Ouvi seus passos se afastando da cama e seguindo rumo ao banheiro, sem receber resposta. Alguns segundos de silêncio depois, ousei erguer um pouco a cabeça e inspecionar meus arredores, mas logo retomei minha posição defensiva quando notei seu retorno.
– É claro que eu quero. Eu sempre quero que você esteja comigo, e dessa vez não é diferente, ainda mais agora que...
Sua frase permaneceu incompleta por um momento, durante o qual deixei minha manha de lado e devolvi seu olhar distante com um preocupado, angustiado. Larguei o travesseiro, esticando os braços para segurar uma de suas mãos com as minhas.
– Vem cá – murmurei, puxando-o em minha direção e liberando espaço sobre o colchão para que ele se sentasse. Obviamente, assim que ele o fez, coloquei-me em seu colo, aninhando-o em meus braços com um beijo no pescoço.
– Tudo bem, está tudo bem – disse ele, baixinho, devolvendo o abraço com carinho.
– Não está tudo bem, Niall – refutei, encarando-o com seriedade – Sei que já faz um mês desde que tudo aconteceu, mas o impacto ainda é forte demais para enfrentar sozinho.

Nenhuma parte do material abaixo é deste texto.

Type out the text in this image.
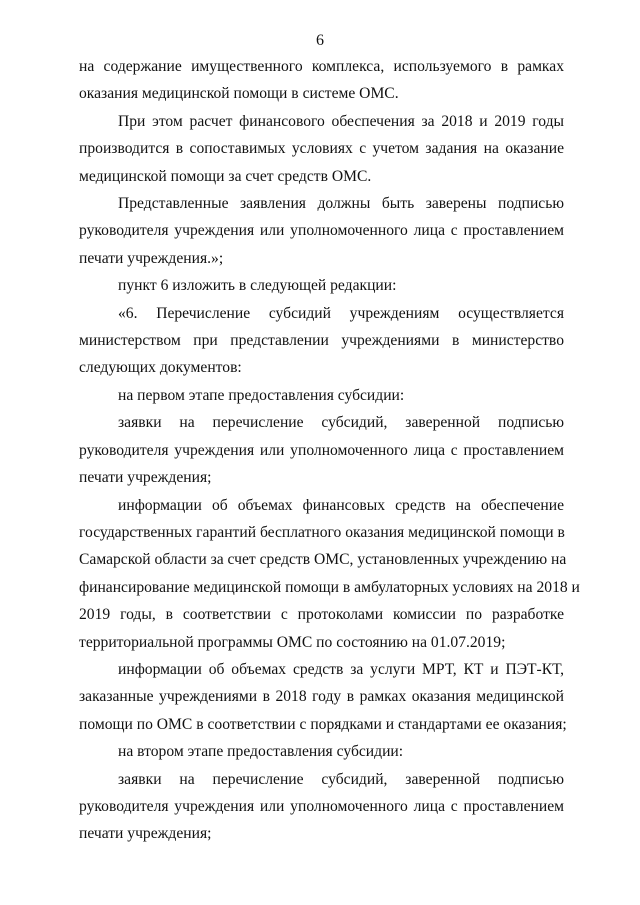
6

на содержание имущественного комплекса, используемого в рамках
оказания медицинской помощи в системе ОМС.

При этом расчет финансового обеспечения за 2018 и 2019 годы
производится в сопоставимых условиях с учетом задания на оказание
медицинской помощи за счет средств ОМС.

Представленные заявления должны быть заверены подписью
руководителя учреждения или уполномоченного лица с проставлением
печати учреждения.»;

пункт 6 изложить в следующей редакции:

«6. Перечисление субсидий учреждениям осуществляется
министерством при представлении учреждениями в министерство
следующих документов:

на первом этапе предоставления субсидии:

заявки на перечисление субсидий, заверенной подписью
руководителя учреждения или уполномоченного лица с проставлением
печати учреждения;

информации об объемах финансовых средств на обеспечение
государственных гарантий бесплатного оказания медицинской помощи в
Самарской области за счет средств ОМС, установленных учреждению на
финансирование медицинской помощи в амбулаторных условиях на 2018 и
2019 годы, в соответствии с протоколами комиссии по разработке
территориальной программы ОМС по состоянию на 01.07.2019;

информации об объемах средств за услуги МРТ, КТ и ПЭТ-КТ,
заказанные учреждениями в 2018 году в рамках оказания медицинской
помощи по ОМС в соответствии с порядками и стандартами ее оказания;

на втором этапе предоставления субсидии:

заявки на перечисление субсидий, заверенной подписью
руководителя учреждения или уполномоченного лица с проставлением
печати учреждения;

– Mas é o aniversário de Ben – ele argumentou, dando de ombros – Não posso simplesmente ignorar isso, nem quero. Não vou me esconder.
– E nem deve – concordei prontamente – Também acho que você deve ir. Sei que Ben sentirá sua falta se você não aparecer.
Niall desviou o olhar do meu antes de falar, sabendo que eu reprovaria o que viria a seguir.
– Não tenho tanta certeza… Ele tem… Outra pessoa para cuidar dele agora.
– Niall Horan, não seja ridículo! – exclamei, e como prova de minha irritação, segurei seu rosto para que ele não pudesse evitar minhas pupilas transbordando determinação – Ainda que ele tivesse trezentas pessoas para tomar conta dele, isso não se compararia ao vínculo que vocês formaram durante o tempo em que conviveram. Ele vai ficar chateado se você não for, tenho certeza absoluta disso.
– E eu vou ficar chateado se você não for! – foi a réplica que recebi, acompanhada de uma expressão de cachorrinho sem dono com vestígios de desespero verdadeiro. Após respirar fundo, ciente de que ele tinha razão em resistir à minha ausência na casa de seus pais, ponderei sua chantagem emocional.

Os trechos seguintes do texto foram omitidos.